Le puissant Timorax parla. Le garde traduisit simplement en attrapant Sam par le col.
« Wow ! Tout doux. J’y suis pour rien moi, si on vous a refourgué de la camelote, j’essaie juste de vous faire un travail propre, moi.
— Le puissant Timorax doit recevoir des invités très bientôt. Le système doit être réparé.
— D’accord, d’accord. J’ai bien une idée, mais c’est du temporaire, hein ! »
Le cyborg lâcha Sam qui replongea la tête dans la trappe, une énorme clef à molette à la main. Elle tapa de-ci, de-là, débrancha puis rebrancha quelques nappes. L’hologramme reparut, englobant le canapé de Timorax et la trappe de Sam. Ne dépassait du menton de l’hologramme de limace géante que les fesses de la mécano. Les deux gardes restaient à leur place. S’ils avaient ressenti des émotions, ç’aurait sûrement de la joie et de la fierté de retrouver leur grand chef.
Sam se releva disparaissant totalement dans l’hologramme.
Elle regarda la limace.
« On se sent mieux ? »
Le puissant Timorax répondit sûrement quelque chose, suivant le bruit suraigu que Sam entendit. Elle repositionna la trappe, ramassa sa caisse à outils et regarda à nouveau Timorax qui avait l’air de dire quelque chose. Elle l’attrapa du bout des doigts, dégoûtée par le toucher gluant de cette limace.
« Oups, fit Sam, faussement embêtée. Je crois que j’ai désactivé ta bulle de protection en réparant l’hologramme. Tant pis ! »
Elle lâcha le puissant Timorax qui tomba sur le sol froid, et elle l’écrasa avec sa grosse chaussure de sécurité. L’éclaboussure en sortit à plusieurs endroits en de longues traînées poisseuses.

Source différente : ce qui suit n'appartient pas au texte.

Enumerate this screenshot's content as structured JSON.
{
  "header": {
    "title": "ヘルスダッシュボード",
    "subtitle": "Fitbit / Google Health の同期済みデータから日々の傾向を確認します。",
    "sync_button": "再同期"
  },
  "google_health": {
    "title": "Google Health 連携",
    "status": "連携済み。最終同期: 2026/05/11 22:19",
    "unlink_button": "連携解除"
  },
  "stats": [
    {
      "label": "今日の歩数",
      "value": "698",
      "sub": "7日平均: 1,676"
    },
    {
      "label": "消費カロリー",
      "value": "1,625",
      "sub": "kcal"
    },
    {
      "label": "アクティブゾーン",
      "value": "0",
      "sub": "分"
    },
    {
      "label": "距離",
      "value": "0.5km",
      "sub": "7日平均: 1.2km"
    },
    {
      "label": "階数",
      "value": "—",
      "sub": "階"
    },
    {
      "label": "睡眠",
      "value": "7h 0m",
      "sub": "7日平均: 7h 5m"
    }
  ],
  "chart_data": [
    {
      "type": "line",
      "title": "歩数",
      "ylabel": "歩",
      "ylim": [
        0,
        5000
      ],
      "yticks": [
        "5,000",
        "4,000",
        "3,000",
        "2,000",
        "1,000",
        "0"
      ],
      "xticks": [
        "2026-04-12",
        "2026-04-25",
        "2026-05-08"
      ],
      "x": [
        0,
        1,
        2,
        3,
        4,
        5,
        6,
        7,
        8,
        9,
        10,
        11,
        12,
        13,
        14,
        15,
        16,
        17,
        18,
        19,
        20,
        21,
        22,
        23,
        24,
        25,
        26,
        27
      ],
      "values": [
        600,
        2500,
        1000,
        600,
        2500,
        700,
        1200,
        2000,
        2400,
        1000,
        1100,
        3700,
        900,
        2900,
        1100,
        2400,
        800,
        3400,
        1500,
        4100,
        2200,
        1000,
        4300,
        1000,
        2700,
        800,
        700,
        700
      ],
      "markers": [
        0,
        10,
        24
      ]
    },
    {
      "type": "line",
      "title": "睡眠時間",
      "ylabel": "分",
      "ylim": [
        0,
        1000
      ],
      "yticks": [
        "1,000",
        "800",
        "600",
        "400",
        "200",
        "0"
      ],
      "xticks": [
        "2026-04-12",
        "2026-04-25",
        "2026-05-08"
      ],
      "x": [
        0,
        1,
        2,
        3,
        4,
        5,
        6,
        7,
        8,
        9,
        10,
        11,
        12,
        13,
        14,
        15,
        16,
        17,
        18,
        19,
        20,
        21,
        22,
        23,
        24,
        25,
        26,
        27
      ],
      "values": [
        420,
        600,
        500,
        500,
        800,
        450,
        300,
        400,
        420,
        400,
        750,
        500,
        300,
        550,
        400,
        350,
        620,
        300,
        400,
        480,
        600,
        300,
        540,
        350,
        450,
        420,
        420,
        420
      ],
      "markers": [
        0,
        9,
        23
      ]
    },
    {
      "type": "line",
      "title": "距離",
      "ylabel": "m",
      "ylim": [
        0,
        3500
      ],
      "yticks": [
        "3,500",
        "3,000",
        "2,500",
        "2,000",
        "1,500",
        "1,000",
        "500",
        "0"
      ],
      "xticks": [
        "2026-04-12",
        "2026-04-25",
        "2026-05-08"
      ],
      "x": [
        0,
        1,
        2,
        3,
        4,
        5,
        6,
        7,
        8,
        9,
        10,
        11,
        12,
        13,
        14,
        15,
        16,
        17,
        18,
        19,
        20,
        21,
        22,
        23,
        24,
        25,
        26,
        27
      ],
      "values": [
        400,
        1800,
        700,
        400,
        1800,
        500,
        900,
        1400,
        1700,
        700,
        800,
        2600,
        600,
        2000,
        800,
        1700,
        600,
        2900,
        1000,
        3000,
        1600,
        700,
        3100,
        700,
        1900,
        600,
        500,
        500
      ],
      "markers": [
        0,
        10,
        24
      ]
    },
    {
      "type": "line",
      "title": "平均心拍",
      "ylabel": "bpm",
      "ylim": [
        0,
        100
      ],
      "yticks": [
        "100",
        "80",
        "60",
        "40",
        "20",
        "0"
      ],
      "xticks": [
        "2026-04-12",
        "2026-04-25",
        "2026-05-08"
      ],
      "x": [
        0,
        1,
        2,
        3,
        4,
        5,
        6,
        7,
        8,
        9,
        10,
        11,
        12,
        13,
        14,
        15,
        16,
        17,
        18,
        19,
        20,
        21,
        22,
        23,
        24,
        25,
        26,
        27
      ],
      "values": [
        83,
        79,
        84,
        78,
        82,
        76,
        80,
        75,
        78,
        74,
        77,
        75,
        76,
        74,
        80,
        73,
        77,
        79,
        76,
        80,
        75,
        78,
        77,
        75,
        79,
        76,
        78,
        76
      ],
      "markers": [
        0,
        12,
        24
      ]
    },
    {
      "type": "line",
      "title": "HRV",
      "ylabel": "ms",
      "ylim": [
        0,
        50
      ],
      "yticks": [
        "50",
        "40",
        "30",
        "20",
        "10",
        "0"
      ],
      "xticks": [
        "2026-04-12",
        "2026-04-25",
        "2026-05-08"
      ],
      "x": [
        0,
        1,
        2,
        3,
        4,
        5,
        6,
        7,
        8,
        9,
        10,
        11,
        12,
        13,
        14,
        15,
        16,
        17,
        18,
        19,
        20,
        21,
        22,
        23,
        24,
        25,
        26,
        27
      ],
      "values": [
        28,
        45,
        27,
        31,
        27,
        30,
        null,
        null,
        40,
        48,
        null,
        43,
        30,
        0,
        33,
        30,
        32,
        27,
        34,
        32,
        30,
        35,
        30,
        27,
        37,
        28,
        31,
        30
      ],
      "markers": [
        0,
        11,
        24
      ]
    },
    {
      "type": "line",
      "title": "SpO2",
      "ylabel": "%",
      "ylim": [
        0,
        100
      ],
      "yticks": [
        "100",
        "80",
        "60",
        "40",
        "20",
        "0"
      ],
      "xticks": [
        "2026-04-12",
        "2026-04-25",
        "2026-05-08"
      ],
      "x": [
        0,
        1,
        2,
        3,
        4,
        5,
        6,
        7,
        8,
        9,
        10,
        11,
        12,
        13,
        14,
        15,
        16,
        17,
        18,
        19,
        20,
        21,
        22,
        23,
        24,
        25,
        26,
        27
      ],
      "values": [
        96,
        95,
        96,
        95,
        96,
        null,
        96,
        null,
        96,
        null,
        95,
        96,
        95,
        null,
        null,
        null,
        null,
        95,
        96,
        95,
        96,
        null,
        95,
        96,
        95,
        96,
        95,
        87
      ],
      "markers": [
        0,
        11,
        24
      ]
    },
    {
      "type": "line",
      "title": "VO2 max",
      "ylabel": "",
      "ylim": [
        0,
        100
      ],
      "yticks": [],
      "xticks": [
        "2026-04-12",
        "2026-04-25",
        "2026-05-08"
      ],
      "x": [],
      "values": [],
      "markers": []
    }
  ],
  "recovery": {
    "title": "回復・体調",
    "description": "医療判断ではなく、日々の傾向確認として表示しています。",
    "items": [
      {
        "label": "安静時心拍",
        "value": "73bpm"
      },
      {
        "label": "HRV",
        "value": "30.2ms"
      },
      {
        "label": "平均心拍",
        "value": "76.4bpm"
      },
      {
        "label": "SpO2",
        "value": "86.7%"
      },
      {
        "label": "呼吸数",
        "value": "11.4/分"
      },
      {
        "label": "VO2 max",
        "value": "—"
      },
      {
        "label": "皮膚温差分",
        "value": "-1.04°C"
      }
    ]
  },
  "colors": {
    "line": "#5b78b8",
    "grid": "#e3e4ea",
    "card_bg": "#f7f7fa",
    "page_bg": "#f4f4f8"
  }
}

Sam n’avait pas réfléchi, mais d’un simple mouvement, elle venait de débarrasser l’univers de la limace la plus dangereuse qui fût, et elle venait de signer son propre arrêt de mort quand les cyborgs se rendraient compte. Elle rouvrit la trappe, réactiva la protection du canapé et s’assit dessus.
Elle devenait le nouveau parrain de la pègre intergalactique. Mais qui s’en rendrait compte ? L’hologramme fonctionnait à présent.
Sa description n’avait aucun rapport avec la réalité.